On Christmas Eve, families traveled far and wide to witness the spectacle. Saint Francis urged the people to rejoice in the season of Christ’s birth and put hatred from their hearts. Over time the presepio, as it was called in Italy, grew in popularity. Other towns began featuring them and soon people had individual nativity scenes in their own homes. Wealthy families hired famous sculptors to make their nativity scenes. One of the most famous nativity scenes in Italy is displayed at in the Basilica of Saint Cosmos & Damian in Rome. Originally built in Naples during the 17th Century, it measures an impressive 45 by 20 feet and features hundreds of wooden figurines.
The picture above is of what is on display now at the Kimball Art Museum in Ft Worth. It is an extraordinary loan from Naples, Italy: an amazing 18th-century Neapolitan Nativity scene.

2 comments:

Dana and Daisy said...

Hi Patty, I hope you get to go to Kimball. It is such a treasure for your community.

the first part of your post is similar to what I was hoping to say the last two days.
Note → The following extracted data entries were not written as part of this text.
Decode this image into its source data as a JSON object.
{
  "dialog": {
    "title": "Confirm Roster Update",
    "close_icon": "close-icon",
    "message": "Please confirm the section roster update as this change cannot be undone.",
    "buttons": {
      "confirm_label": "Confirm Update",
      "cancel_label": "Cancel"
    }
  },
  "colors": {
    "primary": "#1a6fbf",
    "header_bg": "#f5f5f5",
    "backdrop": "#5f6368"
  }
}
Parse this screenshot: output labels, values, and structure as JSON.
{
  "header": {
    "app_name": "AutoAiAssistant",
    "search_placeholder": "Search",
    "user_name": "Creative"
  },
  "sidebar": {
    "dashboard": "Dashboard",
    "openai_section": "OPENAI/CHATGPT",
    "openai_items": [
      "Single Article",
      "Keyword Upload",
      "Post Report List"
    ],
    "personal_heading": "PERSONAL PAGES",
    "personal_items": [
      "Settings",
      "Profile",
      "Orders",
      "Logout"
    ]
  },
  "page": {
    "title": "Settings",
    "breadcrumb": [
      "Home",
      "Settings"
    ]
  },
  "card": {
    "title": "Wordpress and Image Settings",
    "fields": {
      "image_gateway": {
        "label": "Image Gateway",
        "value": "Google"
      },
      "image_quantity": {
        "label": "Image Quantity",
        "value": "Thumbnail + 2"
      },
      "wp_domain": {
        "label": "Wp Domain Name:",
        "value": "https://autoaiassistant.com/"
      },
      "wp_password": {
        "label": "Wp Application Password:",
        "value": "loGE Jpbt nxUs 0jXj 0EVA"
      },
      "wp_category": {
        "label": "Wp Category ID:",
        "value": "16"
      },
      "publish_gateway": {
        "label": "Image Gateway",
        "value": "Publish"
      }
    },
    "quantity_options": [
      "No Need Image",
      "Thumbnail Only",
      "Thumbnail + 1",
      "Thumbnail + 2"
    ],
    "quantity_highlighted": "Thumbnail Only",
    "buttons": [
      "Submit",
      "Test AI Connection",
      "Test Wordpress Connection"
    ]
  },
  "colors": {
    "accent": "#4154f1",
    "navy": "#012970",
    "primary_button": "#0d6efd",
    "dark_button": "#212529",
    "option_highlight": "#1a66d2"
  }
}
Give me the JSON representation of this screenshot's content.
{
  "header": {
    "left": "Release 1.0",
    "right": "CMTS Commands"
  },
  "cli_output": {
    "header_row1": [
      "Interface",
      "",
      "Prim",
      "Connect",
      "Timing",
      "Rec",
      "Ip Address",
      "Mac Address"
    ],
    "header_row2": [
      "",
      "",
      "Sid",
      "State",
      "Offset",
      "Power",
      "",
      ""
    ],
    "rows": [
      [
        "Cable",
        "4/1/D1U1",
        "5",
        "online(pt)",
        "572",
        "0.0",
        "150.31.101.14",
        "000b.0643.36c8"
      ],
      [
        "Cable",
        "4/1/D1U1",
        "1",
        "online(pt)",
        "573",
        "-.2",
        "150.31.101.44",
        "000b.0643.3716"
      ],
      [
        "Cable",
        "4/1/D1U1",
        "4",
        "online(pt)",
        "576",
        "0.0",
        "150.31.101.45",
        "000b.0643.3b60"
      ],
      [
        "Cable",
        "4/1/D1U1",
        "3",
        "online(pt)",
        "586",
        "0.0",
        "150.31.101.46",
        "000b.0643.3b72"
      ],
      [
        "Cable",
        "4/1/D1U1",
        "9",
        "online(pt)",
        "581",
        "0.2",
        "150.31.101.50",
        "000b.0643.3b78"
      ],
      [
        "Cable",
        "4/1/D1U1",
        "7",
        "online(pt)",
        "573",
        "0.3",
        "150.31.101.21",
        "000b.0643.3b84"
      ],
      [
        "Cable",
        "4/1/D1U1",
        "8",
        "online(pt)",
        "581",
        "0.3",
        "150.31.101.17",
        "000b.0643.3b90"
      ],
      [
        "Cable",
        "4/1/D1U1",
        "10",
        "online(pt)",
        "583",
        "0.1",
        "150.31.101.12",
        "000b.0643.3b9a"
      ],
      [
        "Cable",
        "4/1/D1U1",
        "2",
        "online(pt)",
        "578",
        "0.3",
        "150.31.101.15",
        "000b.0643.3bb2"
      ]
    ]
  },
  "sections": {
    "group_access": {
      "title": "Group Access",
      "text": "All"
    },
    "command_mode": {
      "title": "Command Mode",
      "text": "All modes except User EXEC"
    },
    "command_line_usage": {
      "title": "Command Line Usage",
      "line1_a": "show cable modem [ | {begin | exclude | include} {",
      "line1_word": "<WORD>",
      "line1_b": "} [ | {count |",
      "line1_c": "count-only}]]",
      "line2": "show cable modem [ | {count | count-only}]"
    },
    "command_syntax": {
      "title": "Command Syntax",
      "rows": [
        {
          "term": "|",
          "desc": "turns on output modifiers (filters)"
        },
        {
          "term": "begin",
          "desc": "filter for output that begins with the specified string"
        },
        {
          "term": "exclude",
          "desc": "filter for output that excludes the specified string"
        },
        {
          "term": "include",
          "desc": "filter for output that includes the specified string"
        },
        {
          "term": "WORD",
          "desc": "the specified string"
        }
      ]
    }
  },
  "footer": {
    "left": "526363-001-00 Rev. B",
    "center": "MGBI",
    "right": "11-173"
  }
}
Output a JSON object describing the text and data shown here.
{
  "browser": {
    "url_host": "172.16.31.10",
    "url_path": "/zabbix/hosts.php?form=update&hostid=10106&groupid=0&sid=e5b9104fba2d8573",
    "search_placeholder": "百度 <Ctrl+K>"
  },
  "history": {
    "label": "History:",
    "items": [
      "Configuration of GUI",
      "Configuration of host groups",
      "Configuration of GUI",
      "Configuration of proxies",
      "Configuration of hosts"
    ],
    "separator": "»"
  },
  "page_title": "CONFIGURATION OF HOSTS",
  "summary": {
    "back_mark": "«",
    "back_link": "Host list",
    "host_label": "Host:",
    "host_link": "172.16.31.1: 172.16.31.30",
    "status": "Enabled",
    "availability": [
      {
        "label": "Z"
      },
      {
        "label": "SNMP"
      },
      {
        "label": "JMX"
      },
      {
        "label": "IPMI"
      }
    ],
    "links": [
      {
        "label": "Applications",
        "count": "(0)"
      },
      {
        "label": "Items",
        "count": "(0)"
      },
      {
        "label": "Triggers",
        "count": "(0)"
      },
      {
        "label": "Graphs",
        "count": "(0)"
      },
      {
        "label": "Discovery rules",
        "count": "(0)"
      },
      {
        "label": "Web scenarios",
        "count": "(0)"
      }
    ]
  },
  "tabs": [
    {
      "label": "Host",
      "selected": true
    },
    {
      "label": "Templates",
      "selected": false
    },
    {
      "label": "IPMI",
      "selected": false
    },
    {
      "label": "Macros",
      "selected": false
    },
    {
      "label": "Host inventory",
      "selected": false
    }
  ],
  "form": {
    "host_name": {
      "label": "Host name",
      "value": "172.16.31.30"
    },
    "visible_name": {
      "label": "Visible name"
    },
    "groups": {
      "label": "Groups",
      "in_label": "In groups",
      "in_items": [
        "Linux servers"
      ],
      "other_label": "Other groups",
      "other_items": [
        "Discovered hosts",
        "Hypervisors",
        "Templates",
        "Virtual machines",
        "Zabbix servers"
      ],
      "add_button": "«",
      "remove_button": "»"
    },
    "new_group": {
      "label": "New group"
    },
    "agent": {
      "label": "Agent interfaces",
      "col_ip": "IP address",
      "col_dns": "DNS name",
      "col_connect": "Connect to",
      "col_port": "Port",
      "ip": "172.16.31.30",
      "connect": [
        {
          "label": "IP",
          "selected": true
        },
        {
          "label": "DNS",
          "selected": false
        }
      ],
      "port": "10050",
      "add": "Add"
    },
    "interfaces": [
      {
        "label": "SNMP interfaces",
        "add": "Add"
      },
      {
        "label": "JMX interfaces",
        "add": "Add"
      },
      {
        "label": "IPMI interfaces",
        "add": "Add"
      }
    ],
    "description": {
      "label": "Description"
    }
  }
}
In these times of economic problems, I think many people will turn to the real simple giving, of themselves, not of their wallets. We sure could use more of that kind of generosity!

Judi in Pa said...

Well said, Patty. And a comment about the wedding...I personally think you should go for the Gunne Sax dress. You would not have looked on Ebay if you weren't thinking that option. Go with your gut. You did 30 years ago and look how well that worked out.